On which side of the line, however faint and faltering at times, dividing judgments that were deemed "final" from those found not to be so, does the judgment before us fall? The order of the Oklahoma Corporation Commission, as affirmed below, terminates some but not all issues in this proceeding. Republic is required to take ratably from Peerless, but it may do so in any one of three ways. If, as is most probable, Republic would choose not to close down its own wells, under the Commission's order it must allow Peerless to connect its well to Republic's pipeline. But there has been left open for later determination, in event of failure to reach agreement, the terms upon which Republic must take the gas, the rates which it must pay on purchase, or may charge if it sells as agent of Peerless. Does either its alternative character, or the fact that it leaves matters still open for determination, so qualify the order as to make it short of "final" for present review?
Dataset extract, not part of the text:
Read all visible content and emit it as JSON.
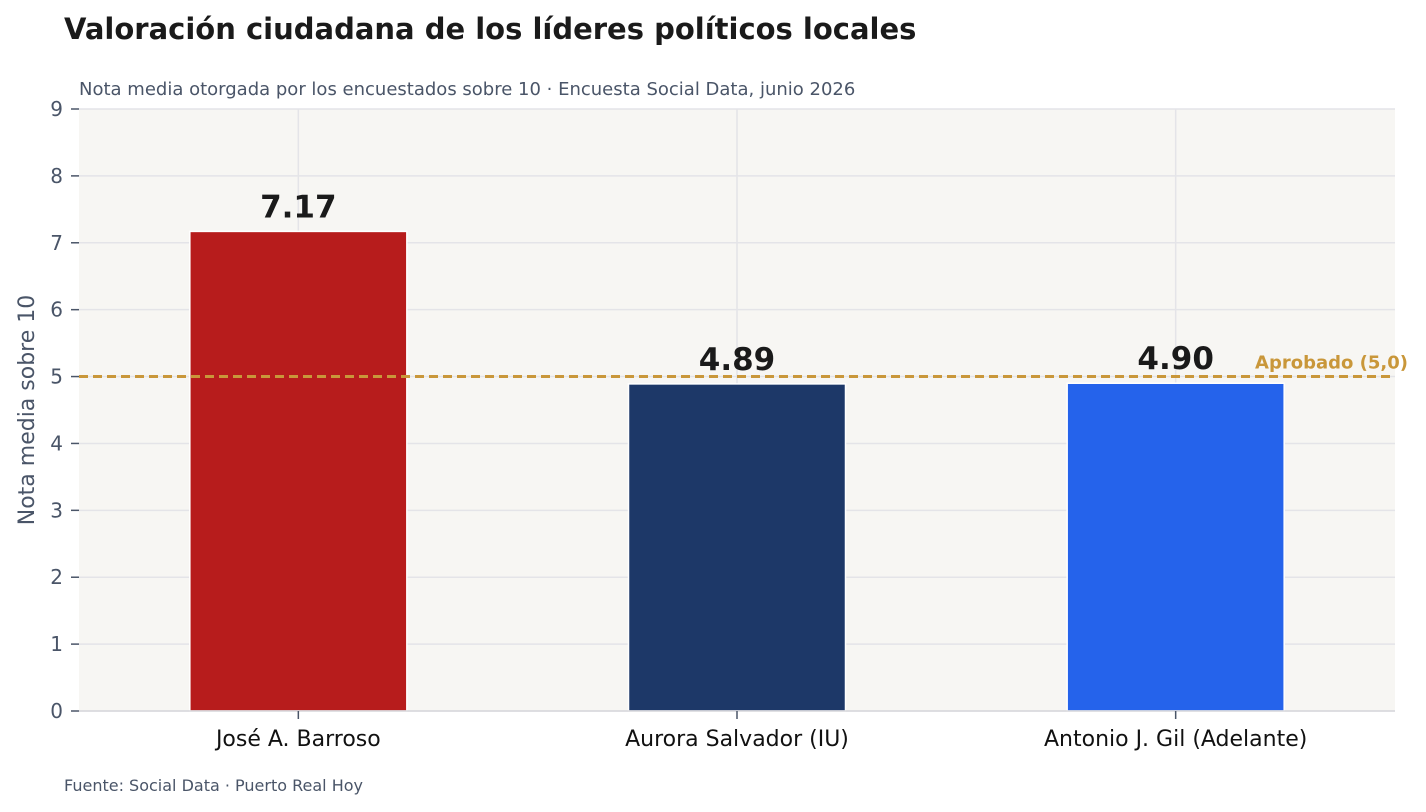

We turn first to the latter point. Certainly what remains to be done cannot be characterized as merely "ministerial." Whether or not the amount of gas to be taken by Republic from Peerless can be ascertained through application of a formula, the determination of the
2 In the Catlin case our decision was based on the general rule that condemnation orders prior to determination of just compensation are not appealable. The wartime statutes there involved were urged by the claimants as a reason for not applying the general rule. We rejected this contention.